If you use Google+, perhaps you've noticed that when someone adds you, it now doesn't ask whether you want to +Add or +Circle (or whatever the action used to be called) them back, but to +Friend them. Like this is Facebook or something.
Now, it would be one thing if I were simply snarking and whining about window-dressing, and it didn't matter whether Google uses +Add or +Friend to describe this action. The problem is that, aside from the fact that after clicking +Friend, you're immediately asked whether the Noun (is a person, place, or thing) is a friend, or family, or acquaintance, or whatever, the act of Friending on FB is quite different from the act of "Friending" on G+.
- On FB, Friending is a symmetric, two-way act.

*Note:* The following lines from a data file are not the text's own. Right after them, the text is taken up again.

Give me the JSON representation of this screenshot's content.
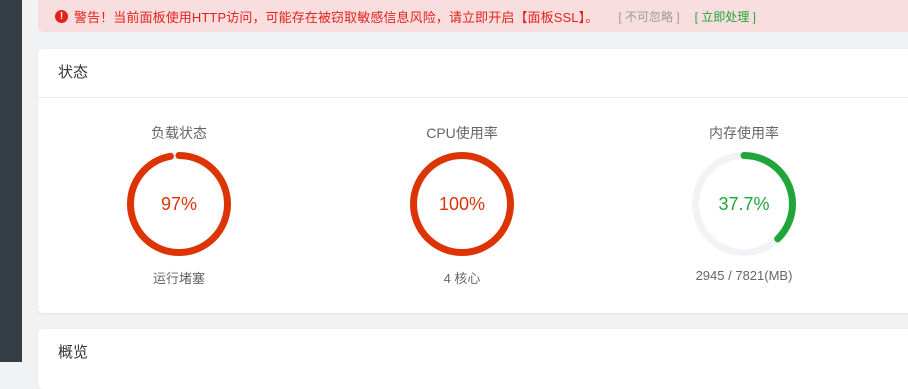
{
  "alert": {
    "icon": "exclamation-circle-icon",
    "text": "警告！当前面板使用HTTP访问，可能存在被窃取敏感信息风险，请立即开启【面板SSL】。",
    "ignore_label": "[ 不可忽略 ]",
    "fix_label": "[ 立即处理 ]",
    "colors": {
      "text": "#e2231a",
      "background": "#f8dede",
      "fix": "#20a53a",
      "ignore": "#9a9a9a"
    }
  },
  "status": {
    "title": "状态",
    "gauges": [
      {
        "title": "负载状态",
        "value_text": "97%",
        "percent": 97,
        "subtitle": "运行堵塞",
        "color": "#dd3406"
      },
      {
        "title": "CPU使用率",
        "value_text": "100%",
        "percent": 100,
        "subtitle": "4 核心",
        "color": "#dd3406"
      },
      {
        "title": "内存使用率",
        "value_text": "37.7%",
        "percent": 37.7,
        "subtitle": "2945 / 7821(MB)",
        "color": "#20a53a"
      }
    ],
    "track_color": "#f2f3f6"
  },
  "overview": {
    "title": "概览"
  }
}
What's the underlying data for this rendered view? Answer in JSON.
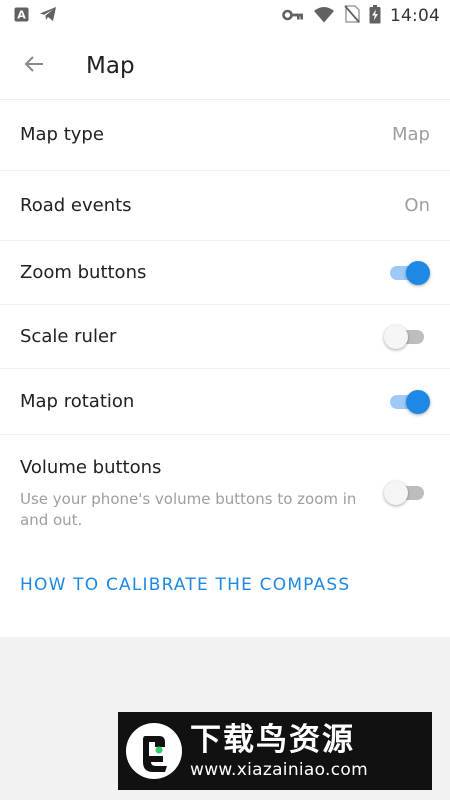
{
  "status_bar": {
    "time": "14:04",
    "left_icons": [
      "a-badge-icon",
      "telegram-icon"
    ],
    "right_icons": [
      "key-icon",
      "wifi-icon",
      "no-sim-icon",
      "battery-charging-icon"
    ]
  },
  "app_bar": {
    "back_icon": "arrow-left-icon",
    "title": "Map"
  },
  "settings": {
    "map_type": {
      "label": "Map type",
      "value": "Map"
    },
    "road_events": {
      "label": "Road events",
      "value": "On"
    },
    "zoom_buttons": {
      "label": "Zoom buttons",
      "enabled": true
    },
    "scale_ruler": {
      "label": "Scale ruler",
      "enabled": false
    },
    "map_rotation": {
      "label": "Map rotation",
      "enabled": true
    },
    "volume_buttons": {
      "label": "Volume buttons",
      "description": "Use your phone's volume buttons to zoom in and out.",
      "enabled": false
    }
  },
  "calibrate_link": "HOW TO CALIBRATE THE COMPASS",
  "watermark": {
    "title": "下载鸟资源",
    "url": "www.xiazainiao.com"
  },
  "colors": {
    "accent": "#1e88e5",
    "switch_on_track": "#9fc9f7",
    "switch_off_track": "#bdbdbd",
    "secondary_text": "#9e9e9e",
    "background": "#f2f2f2"
  }
}
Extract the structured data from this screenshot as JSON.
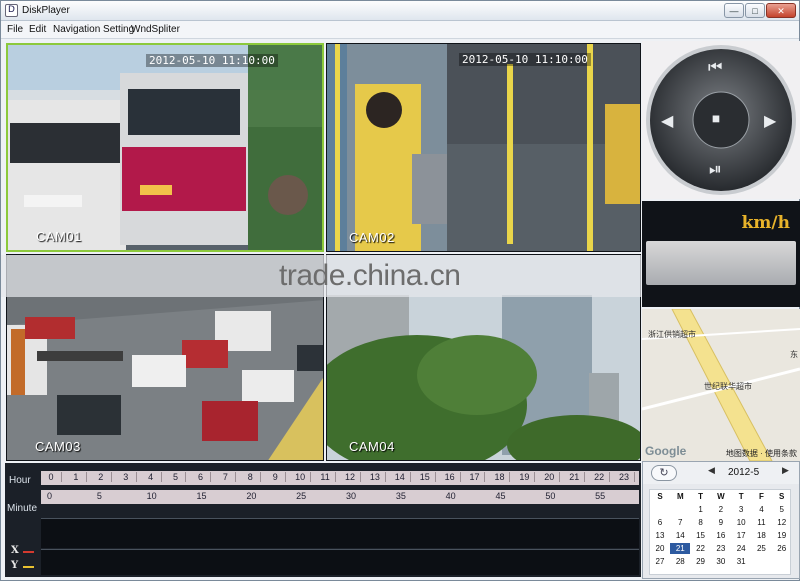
{
  "window": {
    "title": "DiskPlayer",
    "app_icon": "disk-player-icon",
    "min_label": "—",
    "max_label": "□",
    "close_label": "✕"
  },
  "menu": {
    "items": [
      "File",
      "Edit",
      "Navigation Setting",
      "WndSpliter"
    ]
  },
  "cameras": [
    {
      "label": "CAM01",
      "timestamp": "2012-05-10 11:10:00",
      "selected": true
    },
    {
      "label": "CAM02",
      "timestamp": "2012-05-10 11:10:00",
      "selected": false
    },
    {
      "label": "CAM03",
      "timestamp": "",
      "selected": false
    },
    {
      "label": "CAM04",
      "timestamp": "",
      "selected": false
    }
  ],
  "controls": {
    "prev": "◀",
    "next": "▶",
    "first": "⏮",
    "pause": "⏯",
    "stop": "⏹"
  },
  "speed": {
    "unit": "km/h"
  },
  "map": {
    "labels": [
      "浙江供销超市",
      "世纪联华超市",
      "东"
    ],
    "copyright": "地图数据 · 使用条款",
    "logo": "Google"
  },
  "watermark": "trade.china.cn",
  "timeline": {
    "hour_label": "Hour",
    "minute_label": "Minute",
    "hours": [
      "0",
      "1",
      "2",
      "3",
      "4",
      "5",
      "6",
      "7",
      "8",
      "9",
      "10",
      "11",
      "12",
      "13",
      "14",
      "15",
      "16",
      "17",
      "18",
      "19",
      "20",
      "21",
      "22",
      "23"
    ],
    "minutes": [
      "0",
      "5",
      "10",
      "15",
      "20",
      "25",
      "30",
      "35",
      "40",
      "45",
      "50",
      "55"
    ],
    "x_label": "X",
    "y_label": "Y",
    "colors": {
      "x": "#d33a2f",
      "y": "#e8c130"
    }
  },
  "calendar": {
    "refresh_icon": "refresh-icon",
    "prev": "◀",
    "next": "▶",
    "month": "2012-5",
    "weekdays": [
      "S",
      "M",
      "T",
      "W",
      "T",
      "F",
      "S"
    ],
    "weeks": [
      [
        "",
        "",
        "1",
        "2",
        "3",
        "4",
        "5"
      ],
      [
        "6",
        "7",
        "8",
        "9",
        "10",
        "11",
        "12"
      ],
      [
        "13",
        "14",
        "15",
        "16",
        "17",
        "18",
        "19"
      ],
      [
        "20",
        "21",
        "22",
        "23",
        "24",
        "25",
        "26"
      ],
      [
        "27",
        "28",
        "29",
        "30",
        "31",
        "",
        ""
      ]
    ],
    "selected": "21"
  }
}
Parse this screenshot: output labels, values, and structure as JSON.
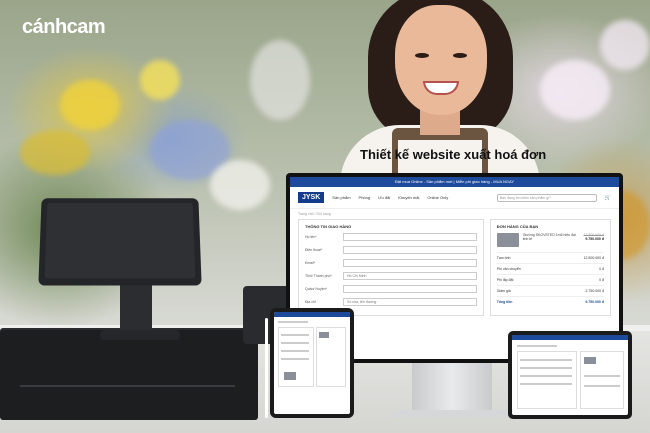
{
  "brand_logo": "cánhcam",
  "headline": "Thiết kế website xuất hoá đơn",
  "monitor": {
    "promo_text": "Đặt mua Online - Sản phẩm mới | Miễn phí giao hàng - MUA NGAY",
    "brand": "JYSK",
    "nav": [
      "Sản phẩm",
      "Phòng",
      "Ưu đãi",
      "Khuyến mãi",
      "Online Only"
    ],
    "search_placeholder": "Bạn đang tìm kiếm sản phẩm gì?",
    "breadcrumb": "Trang chủ / Giỏ hàng",
    "form": {
      "title": "THÔNG TIN GIAO HÀNG",
      "fields": [
        {
          "label": "Họ tên*",
          "value": ""
        },
        {
          "label": "Điện thoại*",
          "value": ""
        },
        {
          "label": "Email*",
          "value": ""
        },
        {
          "label": "Tỉnh/ Thành phố*",
          "value": "Hồ Chí Minh"
        },
        {
          "label": "Quận/ Huyện*",
          "value": ""
        },
        {
          "label": "Địa chỉ",
          "value": "Số nhà, tên đường"
        }
      ]
    },
    "order": {
      "title": "ĐƠN HÀNG CỦA BẠN",
      "product": "Giường SKOVSTED 1m6 hiện đại tinh tế",
      "old_price": "12.500.000 đ",
      "new_price": "9.750.000 đ",
      "rows": [
        {
          "label": "Tạm tính",
          "value": "12.500.000 đ"
        },
        {
          "label": "Phí vận chuyển",
          "value": "0 đ"
        },
        {
          "label": "Phí lắp đặt",
          "value": "0 đ"
        },
        {
          "label": "Giảm giá",
          "value": "-2.750.000 đ"
        },
        {
          "label": "Tổng tiền",
          "value": "9.750.000 đ"
        }
      ]
    }
  },
  "colors": {
    "brand_blue": "#1d4a9a",
    "promo_bar": "#1d4a9a"
  }
}
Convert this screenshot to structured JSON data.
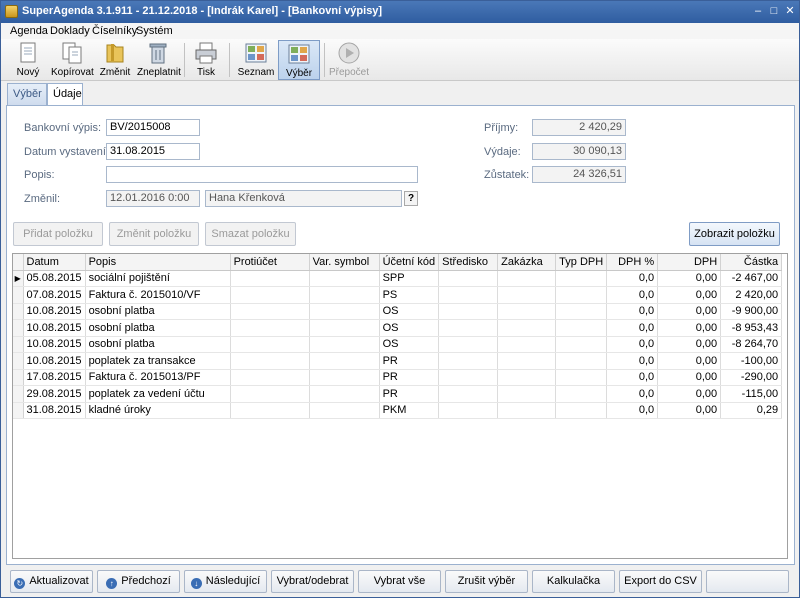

I send a Friend request to you, which you must accept before our posts show up on each other's walls.
- On G+, "Friending" is an asymmetric act. I add you to a circle, and your public posts appear in my stream, but you can ignore me completely.
I guess I'll just have to be content for the fleeting moment that the e-mail notifying you that someone has added you to their circles still asks if you want to add them to yours...
** Okay, I was going to link to a page that clearly explains why this difference is important and powerful, but all I can find are pages from two years ago that aren't quite what I'm looking for. Thought there would be more easily findable recent and relevant discussion.